Saskia était désespérée, c'était bien peu dire. Elle voulait juste rester prostrée sur place, nier jusqu'au bout. La présence d'Isabeau, puis celle d'Enora, lui donnèrent un peu de réconfort, et l'obligèrent à se ressaisir. D'une main à peine tremblante, elle caressa Rinnerl qui venait d'arriver. L'horrible boule inconfortable, logée dans sa gorge, l'empêcha de parler pour demander où Isabeau devait l'accompagner. Les derniers mots d'Antéa lui rappelèrent combien elle était égoïste. La réponse lui parut donc évidente, d'un coup : elle devait aller voir Arthon. Comment avait-elle pu ne pas y penser plus tôt ?
Saskia hoqueta, prête à fondre de nouveau en larmes. Combien devait-il souffrir, bien plus qu'elle en tout cas... La jeune femme toussa, cherchant à reprendre un minimum le contrôle d'elle-même.
- Je dois aller... voir Arthon.
Elle aurait aimé demandé à son Compagnon de demander à Ryis où était son Lié, mais devina que l'un et l'autre devaient avoir besoin d'intimité, eux aussi, et de faire leur deuil dans leur coin... Ses épaules s'affaissèrent encore, tandis qu'elle mettait difficilement un pied devant l'autre.

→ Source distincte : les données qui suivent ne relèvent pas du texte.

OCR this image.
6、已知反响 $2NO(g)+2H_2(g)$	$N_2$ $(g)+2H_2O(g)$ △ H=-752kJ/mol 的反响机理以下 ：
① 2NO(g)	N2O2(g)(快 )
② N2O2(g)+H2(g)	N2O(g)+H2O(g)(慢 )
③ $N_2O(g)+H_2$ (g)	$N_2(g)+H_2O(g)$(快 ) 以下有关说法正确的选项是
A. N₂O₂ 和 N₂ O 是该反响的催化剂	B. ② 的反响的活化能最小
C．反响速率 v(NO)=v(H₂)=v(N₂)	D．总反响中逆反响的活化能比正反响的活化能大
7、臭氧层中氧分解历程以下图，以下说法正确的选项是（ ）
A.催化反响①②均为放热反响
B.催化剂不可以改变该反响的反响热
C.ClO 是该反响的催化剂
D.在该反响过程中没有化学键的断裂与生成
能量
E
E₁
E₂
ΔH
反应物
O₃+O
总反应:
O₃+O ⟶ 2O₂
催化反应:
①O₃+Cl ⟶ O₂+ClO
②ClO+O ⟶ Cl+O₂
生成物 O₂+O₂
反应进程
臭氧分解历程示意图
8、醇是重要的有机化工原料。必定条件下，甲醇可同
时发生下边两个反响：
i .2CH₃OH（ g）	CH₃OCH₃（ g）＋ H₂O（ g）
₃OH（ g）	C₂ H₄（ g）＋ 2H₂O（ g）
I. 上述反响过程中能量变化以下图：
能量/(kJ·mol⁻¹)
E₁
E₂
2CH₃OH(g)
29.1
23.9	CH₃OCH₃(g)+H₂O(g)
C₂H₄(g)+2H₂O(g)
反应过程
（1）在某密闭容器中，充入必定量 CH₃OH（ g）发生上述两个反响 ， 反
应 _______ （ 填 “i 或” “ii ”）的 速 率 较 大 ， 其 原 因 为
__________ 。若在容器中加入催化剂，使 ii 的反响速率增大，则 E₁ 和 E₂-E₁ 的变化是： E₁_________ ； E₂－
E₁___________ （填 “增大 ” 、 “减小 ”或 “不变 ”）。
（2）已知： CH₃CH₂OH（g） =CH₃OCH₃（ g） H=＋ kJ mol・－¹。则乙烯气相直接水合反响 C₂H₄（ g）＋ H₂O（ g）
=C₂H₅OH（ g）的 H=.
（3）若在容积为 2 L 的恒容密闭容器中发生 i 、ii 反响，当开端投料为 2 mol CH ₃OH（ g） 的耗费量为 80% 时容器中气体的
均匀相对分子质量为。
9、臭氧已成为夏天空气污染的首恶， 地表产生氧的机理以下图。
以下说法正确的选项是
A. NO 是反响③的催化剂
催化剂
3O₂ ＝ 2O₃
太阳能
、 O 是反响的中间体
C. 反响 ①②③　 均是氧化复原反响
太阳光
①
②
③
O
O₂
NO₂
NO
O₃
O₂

Elle se laissait entraîner, guidée par Enora et Isabeau, entièrement tournée vers sa peine. Son esprit embrumé cherchait à nier les événements du soir, à tenter de ne pas les ressasser de trop, à réfléchir à quoi dire à Arthon quand elle le verrait... Par la Dame, elle se sentait tellement impuissante et faible ! Tant et si bien qu'elle finit par abandonner ses deux amies au détour d'un couloir, leur adressant un signe de la main qui ne signifiait pas vraiment quelque chose de précis, afin de s'éclipser au dernier endroit où on aurait pensé trouver Saskia : la bibliothèque.
Non, elle ne se sentait pas assez forte pour soutenir son époux. Et elle ne voulait pas pleurer avec lui. Elle le savait bien entouré, de toute manière. Elle... Et bien, elle se réfugia dans le fond de la bibliothèque, là où plus de deux ans auparavant, elle avait du faire la poussière. Saskia eut un léger rire, qui finit étranglé dans de nouvelles larmes, tandis qu'elle se souvint d'Aranel l'escortant là, lui donnant de quoi enlever la poussière de son visage, riant de la pile de livre qui tomba sur la "pauvre" Peste... Saskia tira un fauteuil, sur lequel elle se roula en boule.